Inggris Raya dilanda kerusuhan besar sejak 31 Juli 2024, yang lebih parah daripada kerusuhan tahun 2011. Kerusuhan ini bermula dari insiden penusukan di Southport yang menewaskan tiga anak. Identitas pelaku yang awalnya dirahasiakan menyebabkan teori konspirasi bahwa pelakunya adalah seorang imigran Muslim, memicu kemarahan kelompok ekstrem kanan seperti Liga Pembela Inggris (EDL).

Hoaks yang menyebar di media sosial dengan cepat memperburuk situasi, menyebabkan kerusuhan meluas ke kota-kota besar seperti London, Liverpool, dan lainnya. Di London, pengunjuk rasa menyerang rumah dinas Perdana Menteri Keir Starmer, sementara di Liverpool, perpustakaan yang banyak melayani imigran dibakar oleh massa.

Para perusuh umumnya adalah pendukung ideologi ekstrem kanan, fasis, dan neo-Nazi yang memanfaatkan isu imigran sebagai alat provokasi. EDL dikenal sebagai gerakan sayap kanan terkuat di Inggris, yang langsung menghasut masyarakat untuk saling membenci tanpa masuk ke ranah politik formal.
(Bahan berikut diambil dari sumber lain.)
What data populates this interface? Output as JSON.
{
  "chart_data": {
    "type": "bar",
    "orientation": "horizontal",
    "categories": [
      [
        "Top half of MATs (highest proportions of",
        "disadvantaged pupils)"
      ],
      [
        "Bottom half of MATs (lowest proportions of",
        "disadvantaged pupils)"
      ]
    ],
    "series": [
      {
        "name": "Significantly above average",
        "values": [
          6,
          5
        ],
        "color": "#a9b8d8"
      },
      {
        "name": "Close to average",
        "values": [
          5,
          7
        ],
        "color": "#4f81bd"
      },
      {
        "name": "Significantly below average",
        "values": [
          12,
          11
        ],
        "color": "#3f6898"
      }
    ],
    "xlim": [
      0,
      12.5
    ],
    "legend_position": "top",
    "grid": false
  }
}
Kerusuhan ini didorong oleh disinformasi yang cepat menyebar di media sosial. Akun-akun media sosial seperti “Invasi terhadap Eropa” mengklaim bahwa pelaku penusukan adalah seorang imigran Muslim, yang ternyata adalah hoaks. Tokoh ekstrem kanan seperti Stephen Yaxley-Lennon, alias Tommy Robinson, juga ikut menyebarkan kebohongan ini, memperkeruh suasana. Peran perusahaan media sosial dan penyebaran informasi palsu menjadi faktor utama dalam meluasnya kerusuhan ini.

Pemerintah Inggris, di bawah pimpinan PM Starmer, menghadapi tantangan besar dalam mengatasi kerusuhan ini. Identitas pelaku penusukan akhirnya diumumkan sebagai Alex Rudakubana, seorang pemuda berusia 17 tahun dengan latar belakang keluarga keturunan Rwanda. Langkah ini diambil untuk meredam hoaks yang menyebar, meskipun langkah tersebut kontroversial karena hukum Inggris melarang pengungkapan identitas anak di bawah umur yang terlibat kasus hukum.

Isu imigran yang sudah lama menjadi ketegangan di Inggris, diperburuk oleh retorika sayap kanan yang menentang keberadaan imigran dan warga kulit berwarna. Pada pemilu Juli 2024, mantan Perdana Menteri Rishi Sunak pernah berjanji untuk menghentikan imigrasi ilegal, namun kebijakan ini dibatalkan oleh Starmer setelah terpilih. Ini semakin memanaskan situasi, terutama di kalangan pendukung sayap kanan.

Pemerintah Inggris juga melibatkan para pemuka agama untuk menyerukan ketenangan di tengah masyarakat. Meskipun upaya penangkapan telah dilakukan dengan lebih dari 370 orang ditahan, situasi tetap tegang dan menantang.

Dari kerusuhan ini, pelajaran penting yang bisa diambil adalah perlunya menangani isu-isu sosial seperti imigrasi dan pentingnya kewaspadaan terhadap disinformasi yang bisa memicu konflik besar dalam masyarakat. Forum Ekonomi Dunia telah menyebut disinformasi sebagai salah satu ancaman global terbesar, dan kerusuhan di Inggris ini membuktikan betapa bahayanya jika informasi palsu tidak ditangani dengan cepat dan tepat.